Selon Caroline Lauzon, l’aspect artistique est également problématique pour plusieurs anciens athlètes de haut niveau. « Le Cirque a créé une formation générale pour apprendre aux ex-athlètes à développer leur côté artistique, mais ce n'est pas donné à tous. Contrairement aux cirques traditionnels, les spectacles du Cirque du Soleil sont basés sur différents personnages qui contribuent à l'histoire du spectacle. À mes yeux, c’est tout aussi important pour les artistes de savoir jouer et de toucher les spectateurs profondément que de réussir le trois et demi avant carpé sans éclaboussure. »

La vie de saltimbanque
Déménager à Las Vegas ou partir en tournée à travers le monde implique également de quitter sa famille et ses amis. Certaines personnes sont d'ailleurs mieux préparées que d’autres à cette réalité. « En tournée ou à Las Vegas, on est toujours un peu exclus du reste du monde, raconte Caroline. Les membres de la troupe deviennent les seules personnes que l'on côtoie et c'est parfois difficile. Mais avec le temps, il se crée des amitiés très solides qui nous aident à nous adapter. »

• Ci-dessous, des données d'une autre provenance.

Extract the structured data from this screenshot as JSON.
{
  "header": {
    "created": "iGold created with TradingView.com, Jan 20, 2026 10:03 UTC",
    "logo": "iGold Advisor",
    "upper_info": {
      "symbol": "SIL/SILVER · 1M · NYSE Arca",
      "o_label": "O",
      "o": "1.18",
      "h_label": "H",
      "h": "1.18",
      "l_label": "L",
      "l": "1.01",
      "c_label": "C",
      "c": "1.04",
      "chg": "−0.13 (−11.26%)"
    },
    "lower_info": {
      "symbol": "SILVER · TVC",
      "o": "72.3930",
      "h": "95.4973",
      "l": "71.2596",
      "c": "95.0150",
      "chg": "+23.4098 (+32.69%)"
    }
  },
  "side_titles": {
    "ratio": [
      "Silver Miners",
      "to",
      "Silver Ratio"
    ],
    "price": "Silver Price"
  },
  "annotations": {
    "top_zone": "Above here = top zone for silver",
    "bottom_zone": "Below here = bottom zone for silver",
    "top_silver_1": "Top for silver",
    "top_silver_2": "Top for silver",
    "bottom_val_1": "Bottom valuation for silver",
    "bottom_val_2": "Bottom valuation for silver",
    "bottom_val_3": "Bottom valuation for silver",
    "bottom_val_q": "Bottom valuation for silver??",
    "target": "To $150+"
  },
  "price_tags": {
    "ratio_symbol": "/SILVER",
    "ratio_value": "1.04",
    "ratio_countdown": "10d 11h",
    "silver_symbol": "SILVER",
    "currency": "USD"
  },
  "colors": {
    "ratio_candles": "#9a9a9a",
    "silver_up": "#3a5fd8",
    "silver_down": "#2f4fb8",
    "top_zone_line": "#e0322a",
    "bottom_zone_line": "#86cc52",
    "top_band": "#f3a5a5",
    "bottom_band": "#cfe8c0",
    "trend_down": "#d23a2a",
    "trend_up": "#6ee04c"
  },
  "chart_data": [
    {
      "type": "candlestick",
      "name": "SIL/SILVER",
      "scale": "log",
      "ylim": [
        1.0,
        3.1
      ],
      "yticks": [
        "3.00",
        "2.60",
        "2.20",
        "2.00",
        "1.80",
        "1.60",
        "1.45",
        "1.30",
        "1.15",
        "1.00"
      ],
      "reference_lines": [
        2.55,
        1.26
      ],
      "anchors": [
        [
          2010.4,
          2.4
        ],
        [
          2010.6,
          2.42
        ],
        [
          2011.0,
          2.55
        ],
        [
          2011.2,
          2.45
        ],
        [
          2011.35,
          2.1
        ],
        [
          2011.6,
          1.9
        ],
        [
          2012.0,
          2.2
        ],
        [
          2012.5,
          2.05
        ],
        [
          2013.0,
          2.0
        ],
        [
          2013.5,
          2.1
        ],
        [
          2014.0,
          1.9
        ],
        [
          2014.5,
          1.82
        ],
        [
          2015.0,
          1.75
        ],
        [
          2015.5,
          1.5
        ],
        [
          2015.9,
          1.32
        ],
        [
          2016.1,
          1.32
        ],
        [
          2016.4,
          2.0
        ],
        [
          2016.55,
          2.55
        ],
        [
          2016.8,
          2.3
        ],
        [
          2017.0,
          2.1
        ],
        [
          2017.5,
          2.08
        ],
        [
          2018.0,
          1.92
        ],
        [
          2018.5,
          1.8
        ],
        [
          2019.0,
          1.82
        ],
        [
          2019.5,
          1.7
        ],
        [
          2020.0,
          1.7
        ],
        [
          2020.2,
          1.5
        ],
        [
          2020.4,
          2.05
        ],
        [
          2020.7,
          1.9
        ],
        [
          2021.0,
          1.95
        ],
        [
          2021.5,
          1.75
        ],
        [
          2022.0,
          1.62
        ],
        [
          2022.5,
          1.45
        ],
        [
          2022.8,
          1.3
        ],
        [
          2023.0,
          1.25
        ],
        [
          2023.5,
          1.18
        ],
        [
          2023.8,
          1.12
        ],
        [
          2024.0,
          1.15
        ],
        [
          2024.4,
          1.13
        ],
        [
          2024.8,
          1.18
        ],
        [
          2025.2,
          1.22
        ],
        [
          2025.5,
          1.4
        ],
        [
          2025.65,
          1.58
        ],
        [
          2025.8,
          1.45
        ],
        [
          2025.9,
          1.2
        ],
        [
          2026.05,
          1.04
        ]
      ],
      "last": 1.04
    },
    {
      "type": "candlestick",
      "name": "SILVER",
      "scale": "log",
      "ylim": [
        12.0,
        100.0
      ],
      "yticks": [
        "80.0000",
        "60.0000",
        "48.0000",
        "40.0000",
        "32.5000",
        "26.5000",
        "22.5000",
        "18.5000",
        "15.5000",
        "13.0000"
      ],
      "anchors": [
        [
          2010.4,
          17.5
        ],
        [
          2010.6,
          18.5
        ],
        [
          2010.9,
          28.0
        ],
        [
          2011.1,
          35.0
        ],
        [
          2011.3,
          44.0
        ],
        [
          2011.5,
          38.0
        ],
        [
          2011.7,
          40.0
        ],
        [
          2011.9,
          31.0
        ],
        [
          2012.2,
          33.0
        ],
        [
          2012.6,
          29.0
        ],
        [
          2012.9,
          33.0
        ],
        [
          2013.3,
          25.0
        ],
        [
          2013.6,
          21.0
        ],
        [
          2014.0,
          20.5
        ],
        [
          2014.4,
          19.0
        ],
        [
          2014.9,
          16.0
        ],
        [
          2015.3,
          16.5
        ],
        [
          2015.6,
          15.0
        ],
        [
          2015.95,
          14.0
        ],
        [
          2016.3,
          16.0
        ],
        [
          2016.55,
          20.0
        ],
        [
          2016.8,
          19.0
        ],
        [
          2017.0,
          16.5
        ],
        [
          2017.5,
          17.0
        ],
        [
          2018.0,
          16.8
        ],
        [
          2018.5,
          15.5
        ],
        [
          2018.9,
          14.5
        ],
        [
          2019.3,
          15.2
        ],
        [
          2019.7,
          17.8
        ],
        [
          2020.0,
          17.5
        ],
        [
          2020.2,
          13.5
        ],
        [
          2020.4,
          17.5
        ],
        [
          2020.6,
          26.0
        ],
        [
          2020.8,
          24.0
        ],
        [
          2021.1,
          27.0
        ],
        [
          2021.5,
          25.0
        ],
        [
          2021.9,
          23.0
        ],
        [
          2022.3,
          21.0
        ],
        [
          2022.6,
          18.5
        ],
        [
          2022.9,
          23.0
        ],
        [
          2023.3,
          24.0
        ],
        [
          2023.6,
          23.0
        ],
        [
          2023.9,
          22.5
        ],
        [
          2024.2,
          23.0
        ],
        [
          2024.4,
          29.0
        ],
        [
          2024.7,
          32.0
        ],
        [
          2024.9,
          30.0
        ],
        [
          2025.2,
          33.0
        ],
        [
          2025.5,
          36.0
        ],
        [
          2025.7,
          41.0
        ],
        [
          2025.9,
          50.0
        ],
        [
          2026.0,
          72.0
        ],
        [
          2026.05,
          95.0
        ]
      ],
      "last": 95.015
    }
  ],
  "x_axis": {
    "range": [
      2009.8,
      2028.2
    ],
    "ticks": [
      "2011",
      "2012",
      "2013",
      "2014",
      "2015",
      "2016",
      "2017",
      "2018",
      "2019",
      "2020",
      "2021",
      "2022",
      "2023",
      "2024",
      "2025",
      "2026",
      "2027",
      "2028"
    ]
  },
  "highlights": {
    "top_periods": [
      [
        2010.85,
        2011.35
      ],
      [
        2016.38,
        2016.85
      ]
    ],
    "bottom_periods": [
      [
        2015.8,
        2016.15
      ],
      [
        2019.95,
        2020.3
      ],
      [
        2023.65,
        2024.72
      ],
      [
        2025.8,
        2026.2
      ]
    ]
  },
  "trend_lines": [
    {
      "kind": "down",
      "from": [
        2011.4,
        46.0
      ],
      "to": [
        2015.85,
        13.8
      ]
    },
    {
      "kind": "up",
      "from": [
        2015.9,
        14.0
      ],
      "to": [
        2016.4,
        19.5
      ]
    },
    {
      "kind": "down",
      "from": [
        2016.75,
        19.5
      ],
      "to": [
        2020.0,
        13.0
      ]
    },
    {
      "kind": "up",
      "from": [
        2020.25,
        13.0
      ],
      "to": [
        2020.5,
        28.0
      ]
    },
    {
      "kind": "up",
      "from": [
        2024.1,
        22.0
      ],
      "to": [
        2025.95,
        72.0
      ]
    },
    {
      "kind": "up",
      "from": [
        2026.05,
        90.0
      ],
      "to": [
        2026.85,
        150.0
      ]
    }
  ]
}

Très enthousiaste face à son ancienne vie d’artiste au Cirque du Soleil, Nancy Chen-Ouellet se souvient très bien de l’ambiance de travail qui régnait avec son groupe. « Je côtoyais des gens de tous les continents. C’était tout un défi d’arriver à mélanger 50 nationalités et de réussir à communiquer. »

Qui sait, peut-être existe-t-il parmi nous plusieurs jeunes plongeurs et plongeuses qui goûteront à l’ambiance de rêve qu’a vécue Nancy Chen-Ouellet, qui participeront à des spectacles aux côtés de Caroline Lauzon ou qui partiront à l’autre bout du monde pour continuer leur passion.

 

Publié le 9 / 02 / 2012 classé sous Communiqués de presse.